Mine Eyes Have Seen the Gory video transcript, 2017
Bobby has been thinking about a word. But he cannot recall the sound of this word, nor the letters that form it. It’s been on the tip of his tongue for a year.
In the basement, Bobby sits cross legged and gawks at America’s Most Wanted on the old, boob tube. In this show, the host and his cadre of re-enactors lay bare sordid, criminal predicaments in sentences that bulge with information - a shining example of the practice of the word. Still, his lips will not find it.
So instead, Bobby turns his attention to the host, John Walsh, whose seven year old son, Adam, would have been the same age as Bobby, were he not kidnapped in 1981 from a Sears in Hollywood, FL. Two weeks later, Adam’s head was found by fishermen in a canal that ran under the Florida Turnpike. This horror was hastily made into a TV movie, fraught with dialogue characterized by the word that Bobby cannot recall. But he does recall, that same summer, watching in awe, the head of a devout Nazi melt during the climax of Raiders of the Lost Ark. For him, the two deaths are at once, intwined and irreconcilable. With each, the sensation is the same - an adrenal thrust that prickles his cheeks. But the notion of a child’s disembodied head (his own head) is so violent that it seems impossible. And the face of the Nazi, which sloughs off the bone, in implausible sheets of fluid, is so specific that it must be the real deal. Fissures creep from the base of each consecutive thought.
Bobby stands immovable, at a RiteAid magazine rack. He grips the thin pages of Cinemagic in both hands, peeling it wide to an article titled, The Secrets of Graphic Gore, that describes how he can make his own melting head, using canning wax, Crayola crayons and a hair dryer.
The page casts an air of promise that is just like the “Build Your Own Hovercraft” ad in the back of the magazine. In it, a kid Bobby’s age crouches, his face partly obscured by a comically thin seat that rests on a triad of wide discs, as if he were fine tuning the homemade craft’s pitch and yaw. The header, in all caps: “YOU CAN FLOAT ON AIR” cleverly followed by bold letters that boast, “FREE” which actually refer to the fine print that reads, “Astronaut iron-on with order.” And buried in the gutter of the ad: “ Send three fifty for plans and photos, to Wijit Works, Newport Beach, CA.” Preceded by, “Powered by an ordinary vacuum cleaner motor. It really works!”

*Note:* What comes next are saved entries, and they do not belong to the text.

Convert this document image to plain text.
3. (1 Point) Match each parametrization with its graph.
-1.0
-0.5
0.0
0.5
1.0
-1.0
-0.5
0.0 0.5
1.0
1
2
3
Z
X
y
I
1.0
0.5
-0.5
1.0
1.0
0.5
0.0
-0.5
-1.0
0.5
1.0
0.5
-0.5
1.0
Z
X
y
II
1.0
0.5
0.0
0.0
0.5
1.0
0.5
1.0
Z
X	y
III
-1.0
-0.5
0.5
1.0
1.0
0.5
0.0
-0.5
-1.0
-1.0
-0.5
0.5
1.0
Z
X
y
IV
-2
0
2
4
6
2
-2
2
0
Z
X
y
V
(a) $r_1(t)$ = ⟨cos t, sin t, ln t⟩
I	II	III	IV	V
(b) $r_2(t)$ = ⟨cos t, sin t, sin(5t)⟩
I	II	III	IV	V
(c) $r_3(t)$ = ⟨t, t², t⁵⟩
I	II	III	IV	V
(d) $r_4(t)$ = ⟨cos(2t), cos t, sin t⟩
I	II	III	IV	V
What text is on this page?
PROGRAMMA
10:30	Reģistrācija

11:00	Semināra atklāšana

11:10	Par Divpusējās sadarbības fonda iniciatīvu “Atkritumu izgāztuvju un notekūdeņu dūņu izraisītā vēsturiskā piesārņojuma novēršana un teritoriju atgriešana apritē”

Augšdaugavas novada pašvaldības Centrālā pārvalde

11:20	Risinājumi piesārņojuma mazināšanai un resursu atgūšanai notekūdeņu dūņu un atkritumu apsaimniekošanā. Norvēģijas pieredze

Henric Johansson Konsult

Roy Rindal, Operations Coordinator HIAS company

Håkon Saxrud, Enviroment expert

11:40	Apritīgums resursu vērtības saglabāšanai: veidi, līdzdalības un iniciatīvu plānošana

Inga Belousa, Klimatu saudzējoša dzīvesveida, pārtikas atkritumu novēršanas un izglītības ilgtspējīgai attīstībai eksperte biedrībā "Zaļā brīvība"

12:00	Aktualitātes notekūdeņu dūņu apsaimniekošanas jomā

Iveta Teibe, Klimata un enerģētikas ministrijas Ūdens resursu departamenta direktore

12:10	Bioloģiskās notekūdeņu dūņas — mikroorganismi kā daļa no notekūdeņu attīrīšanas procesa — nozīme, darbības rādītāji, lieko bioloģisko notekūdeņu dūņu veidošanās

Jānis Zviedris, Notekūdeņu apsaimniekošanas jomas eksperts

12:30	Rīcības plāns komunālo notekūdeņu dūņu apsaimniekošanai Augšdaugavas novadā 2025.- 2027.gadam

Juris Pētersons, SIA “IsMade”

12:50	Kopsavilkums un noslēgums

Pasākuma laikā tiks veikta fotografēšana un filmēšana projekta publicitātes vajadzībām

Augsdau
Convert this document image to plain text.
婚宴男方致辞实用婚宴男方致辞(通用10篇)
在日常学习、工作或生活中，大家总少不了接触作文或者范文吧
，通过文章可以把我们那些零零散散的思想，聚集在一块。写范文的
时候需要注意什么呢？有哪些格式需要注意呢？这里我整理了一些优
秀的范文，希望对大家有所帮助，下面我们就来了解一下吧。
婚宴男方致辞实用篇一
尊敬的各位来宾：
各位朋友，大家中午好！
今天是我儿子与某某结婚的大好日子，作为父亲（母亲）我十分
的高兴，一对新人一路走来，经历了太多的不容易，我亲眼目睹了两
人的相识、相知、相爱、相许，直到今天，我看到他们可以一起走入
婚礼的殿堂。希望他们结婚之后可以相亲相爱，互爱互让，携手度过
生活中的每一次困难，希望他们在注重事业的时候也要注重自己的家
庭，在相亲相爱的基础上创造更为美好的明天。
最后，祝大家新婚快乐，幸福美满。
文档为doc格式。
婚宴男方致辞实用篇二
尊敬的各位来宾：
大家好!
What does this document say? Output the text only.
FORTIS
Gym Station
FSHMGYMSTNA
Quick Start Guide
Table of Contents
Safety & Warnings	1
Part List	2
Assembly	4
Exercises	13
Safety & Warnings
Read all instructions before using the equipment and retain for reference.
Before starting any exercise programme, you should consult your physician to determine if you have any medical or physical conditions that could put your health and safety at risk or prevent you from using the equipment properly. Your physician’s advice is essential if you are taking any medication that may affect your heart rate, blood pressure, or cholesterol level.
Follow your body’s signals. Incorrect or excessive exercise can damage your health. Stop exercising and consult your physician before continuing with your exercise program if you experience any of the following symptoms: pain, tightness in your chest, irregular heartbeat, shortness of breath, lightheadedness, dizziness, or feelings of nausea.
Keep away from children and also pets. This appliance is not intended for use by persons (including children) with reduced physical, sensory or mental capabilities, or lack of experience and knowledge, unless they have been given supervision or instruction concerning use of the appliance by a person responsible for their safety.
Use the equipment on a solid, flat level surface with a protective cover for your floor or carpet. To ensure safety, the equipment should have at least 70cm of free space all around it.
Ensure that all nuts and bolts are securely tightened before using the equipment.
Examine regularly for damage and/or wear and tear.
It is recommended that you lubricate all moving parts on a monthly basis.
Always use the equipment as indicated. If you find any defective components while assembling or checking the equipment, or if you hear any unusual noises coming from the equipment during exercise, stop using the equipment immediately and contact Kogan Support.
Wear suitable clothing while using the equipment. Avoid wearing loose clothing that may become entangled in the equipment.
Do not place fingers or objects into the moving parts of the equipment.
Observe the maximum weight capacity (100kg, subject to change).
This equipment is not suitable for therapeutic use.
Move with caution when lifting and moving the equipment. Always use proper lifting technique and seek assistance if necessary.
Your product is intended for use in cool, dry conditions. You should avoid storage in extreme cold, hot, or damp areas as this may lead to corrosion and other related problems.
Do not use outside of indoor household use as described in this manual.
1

What works? The machine or the scam? Then the thought: “What parent is going to let their kid dismantle the vacuum cleaner?” The layout unfolds with such a lack of good faith that it terminates in suspicion and the soothing hint of possibility drifts off the page.
But The Secrets of Graphic Gore is different. Cinemagic has made good on its promise by laying the recipe bare in the unrepentant detail of a Playboy centerfold. Everything is revealed, and crayons come easy.
One month later, eight year old Jean Fewel is found hanging from a tree at the edge Finley Golf Course, having been raped and strangled. The site is a five minute drive from Bobby’s house and he never recognized its darker potential, until now. It was just a stuffy lawn where old Southern white men sauntered on bad knees, gin drunk, and casually brandished metal clubs. He is reluctant to see the photo of the barren tree, starkly printed in the local paper. It’s branches fan outward in a capillary array of abject possibilities.
Bobby understands that if he ever sees real melting flesh, he won’t believe his eyes, since he’s only ever seen fake melting flesh, that’s meant to look real.
Bobby expects that Jean Fewel will be lamented on America’s Most Wanted. She is not. The show seeks fugitives, and Jean’s killer is already locked up. At the time of this thought however, Adam’s killer moves freely through the world, the driving force behind the show, the argument for flat footed dialogue. The intangible word. Even so, he assembles the Jean Fewel episode in his head, framing a shot of the dreaded tree and unsettling himself further by inserting the faces of his sister and his uncle into the reenactment. They explain the scandal, as usual, through the wooden gracelessness of exposition.
Exposition.
There it is. Bobby remembers the word and it disappoints him. It sounds nothing like he imagined. He had hoped, at least, for more syllables. Vowels that contorted the throat to make a graver noise. He wants to forget the word and wonder again. But it’s too fucking late for that. The tree at Finley Golf Course is flowering.